MP – Esse carro fazia parte do preço?
T – Esse carro era valor … exacto. Fazia. Fazia porque é assim … o cliente sabe que o seu carro vale quinhentos contos (…) se compra um carro por cinco mil contos (…), ele só passa um cheque de quatro mil e quinhentos contos.
MP – A … ficava dona desse carro ou não?
T – Não. A … não ficava dona desse carro.
MP – Então porquê?
T – A … não ficava em posse de nada. (tudo a fls. 1771 a 1772)
(…)
T – Quem ficava com a documentação toda do automóvel usado … (…) que o cliente entregava era o vendedor que na altura em que estava a fazer a entrega da viatura nova …
(…)
T – Pronto. O usado, o cliente assinava uma declaração modelo 2 que … assinava. Ao assinar permitia imediatamente a transacção dessa viatura e dava tudo. Jogos de chaves, os documentos, enfim. Dava tudo. E o vendedor recolhia e ficava com … com tudo, com a documentação toda.
MP – E então depois?
T – Então depois o vendedor recepcionava o montante da viatura nova, dirigia-se ao escritório. Há uma pessoa encarregue do registo de todas as entradas de dinheiro em função da facturação que é a D…., secretária comercial. Ela … nós usávamos um livrinho … uns livrinhos onde ia … onde se ia apontando o número da factura e a característica do negócio, o espelho, no fundo do negócio. E o vendedor … e o vendedor pegava no usado e ia tentar vendê-lo, colocá-lo no mercado, vendê-lo a particular, fazer … achava que devia fazer … enfim, o vendedor tinha que entregar na A… a falta que estava da … da factura.
MP – Portanto, o vendedor ficava com o carro na mão …
T – Na mão, perfeitamente autónomo. (tudo a fls. 1774 a 1775)
b) No que respeita às afirmações, “Eles próprios, com o seu dinheiro, que os reparavam.” (cassete 3/ volta 197) e “A gerência não comercializava viaturas usadas.” (cassete 3/ volta 209), disse a testemunha:
MP – A senhora até 2003, alguma vez lhes disse … não, não. Não vendeste o carro a trinta dias, o senhor tem que me entregar o carro para nós o vendermos.

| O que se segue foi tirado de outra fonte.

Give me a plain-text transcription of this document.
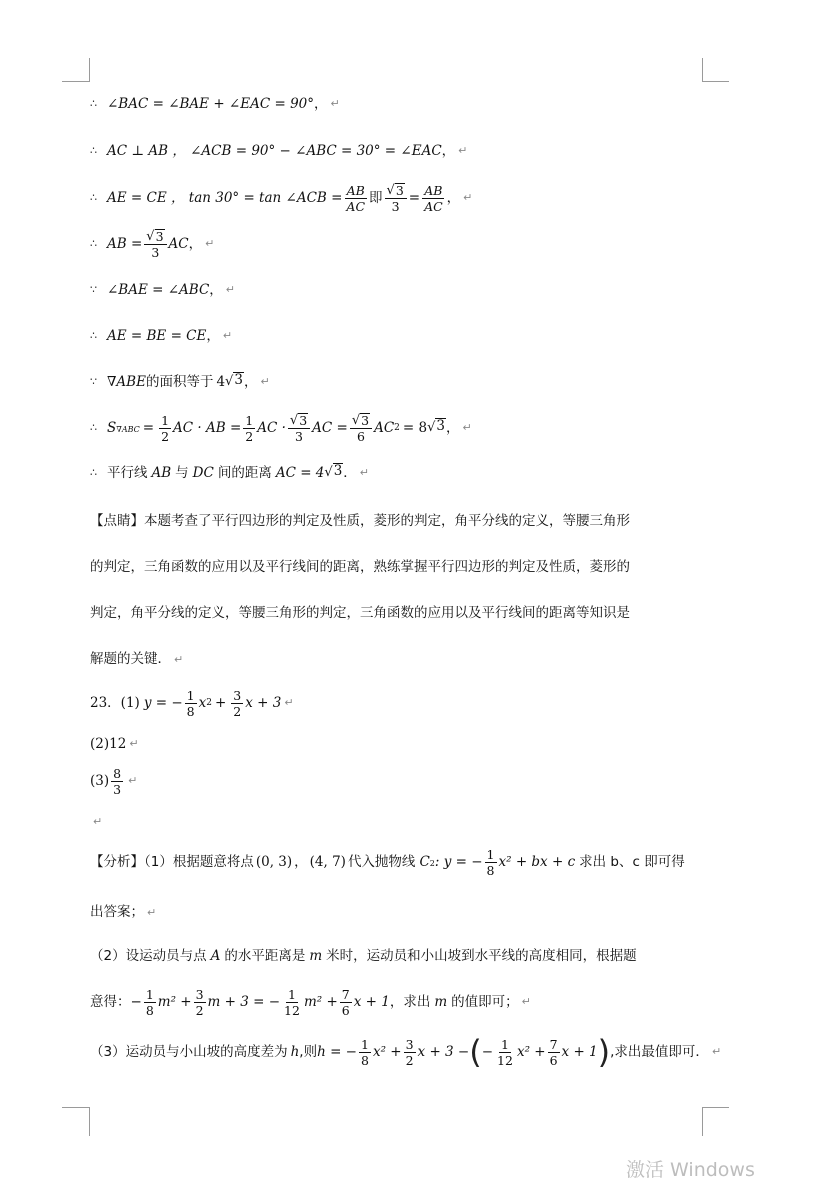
∴ ∠BAC = ∠BAE + ∠EAC = 90° ， ↵
∴ AC ⊥ AB ， ∠ACB = 90° − ∠ABC = 30° = ∠EAC ， ↵
∴ AE = CE ， tan 30° = tan ∠ACB = $\frac{AB}{AC}$ 即 $\frac{√ 3}{3} = \frac{AB}{AC}$ ， ↵
∴ AB = $\frac{√ 3}{3}$ AC ， ↵
∵ ∠BAE = ∠ABC ， ↵
∴ AE = BE = CE ， ↵
∵ ∇ABE 的面积等于 4 √ 3 ， ↵
∴ S $\nabla ABC = \frac{1}{2}$ AC · AB = $\frac{1}{2}$ AC · $\frac{√ 3}{3}$ AC = $\frac{√ 3}{6}$ AC 2 = 8 √ 3 ， ↵
∴ 平行线 AB 与 DC 间的距离 AC = 4 √ 3 ． ↵
【点睛】本题考查了平行四边形的判定及性质，菱形的判定，角平分线的定义，等腰三角形
的判定，三角函数的应用以及平行线间的距离，熟练掌握平行四边形的判定及性质，菱形的
判定，角平分线的定义，等腰三角形的判定，三角函数的应用以及平行线间的距离等知识是
解题的关键． ↵
23．(1) y = − $\frac{1}{8}$ x $2 + \frac{3}{2}$ x + 3 ↵
(2)12 ↵
$(3) \frac{8}{3}$ ↵
↵
【分析】（1）根据题意将点 (0, 3) ， (4, 7) 代入抛物线 C 2 : y = − $\frac{1}{8} x^2$ + bx + c 求出 b、c 即可得
出答案； ↵
（2）设运动员与点 A 的水平距离是 m 米时，运动员和小山坡到水平线的高度相同，根据题
意得：− $\frac{1}{8} m^2 + \frac{3}{2}$ m + 3 = − $\frac{1}{12} m^2 + \frac{7}{6}$ x + 1 ，求出 m 的值即可； ↵
（3）运动员与小山坡的高度差为 h ,则 h = − $\frac{1}{8} x^2 + \frac{3}{2}$ x + 3 − ( − $\frac{1}{12} x^2 + \frac{7}{6}$ x + 1 ) ,求出最值即可． ↵
激活 Windows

T – Se eles não conseguissem … se eles não conseguissem obviamente que a …os … os recebia.
MP – Mas aconteceu isso?
T – Aconteceu uma ou duas vezes, sim, sim. Mas é assim, a situação quando eles começaram todos a trabalhar lá, desde o momento em que a gerência lhes dá esta possibilidade de eles no fundo terem um segundo negócio, que é a colocação da viatura usada e mesmo que ela desse alguma mais valia, ficarem … desse algum lucro ficarem com esse dinheiro, porque muito …houve muitas vezes que eles fizeram reparações em carros usados. Eles próprios com o seu dinheiro os repararam.
(…)
MP – Mas era para não ter preocupações com aqueles carros usados, para não se mexer nesse negócio?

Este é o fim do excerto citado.